After seeing a rough cut of the film, Byrne’s feedback to its directors and Son Lux was “If you could do a song at the end that reminds people how much heart there is in this show — because they’re gonna be thinking, ‘Oh, my God, my mind is blown, all this craziness, what dimension are we in?’ — to bring it back to the emotional center, how actually moving it is and tag that in the song ….
“I think the guys kind of did that,” Byrne continues. “They said, ‘We’re gonna send this to Mitski; she’s gonna record her vocal, and you have to figure out how to work your vocal around hers.’ So I wrote extra words responding to what she was singing, tried to do counter melodies, and then of course added harmonies, so it became like a little dialogue.”
At first, Mitski’s vocals take the lead and Byrne responds; later, he takes the lead and she responds. Around this, they intertwine and harmonize.
Apart from what Son Lux (founder Ryan Lott, Bhatia and percussionist Ian Chang) had in place, Mitski made adjustments such as incorporating a line of dialogue from the film that actress Stephanie Hsu sang instead of speaking: “Sucked … into … a ba-a-agel.” Lott says, “I loved that Mitski picked up on that moment and found a way to use that melody and those words as a background vocal in a special moment in the song.”
Lott points out the song doesn’t follow the common verse-chorus structure but feels as if it’s in two distinct parts separated by that “bagel” moment: “It feels noncyclical and nonlinear.”
As to the flights of fancy the multiverse tale enjoys, Byrne considers some of the ideas in quantum physics that bend his mind and says, “It makes you think the universe is more like a web, a network, an entangled thing.

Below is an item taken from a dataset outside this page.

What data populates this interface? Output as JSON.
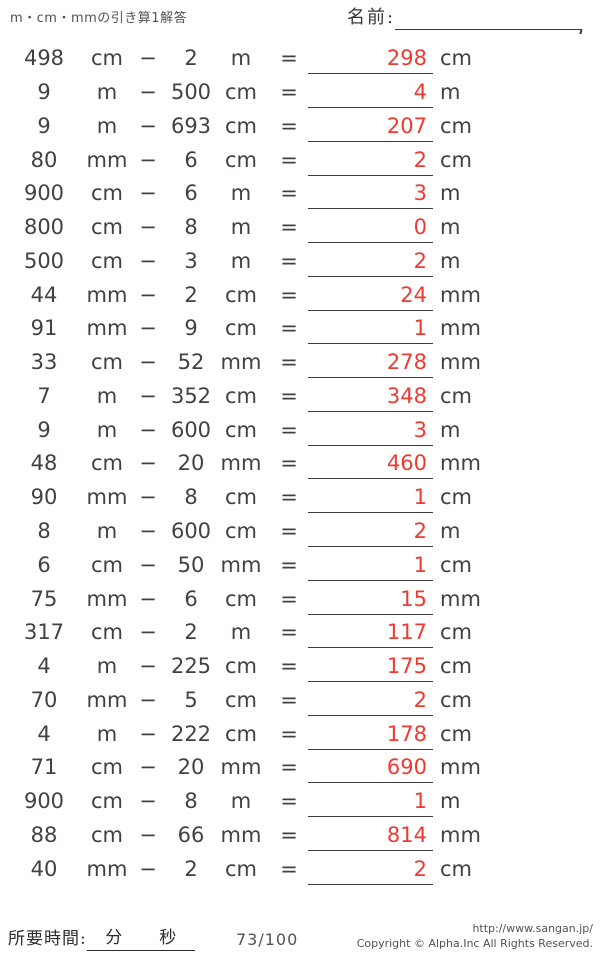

It’s an entangled web of relationships between all these particles and therefore bigger things, cosmic bodies and life forms and everything else. And we’re all somehow, in a kind of cosmic way, connected. I use the word ‘entanglement’ in the song; I intentionally use these terms from quantum physics in the sense of a relationship.”
Perhaps the ideas are expressed no more pithily than in the song’s final words: “This is a life / This is our life.”
As Byrne says, “It’s not a song that smacks you over the head, but if you listen to it, it’s quite beautiful.”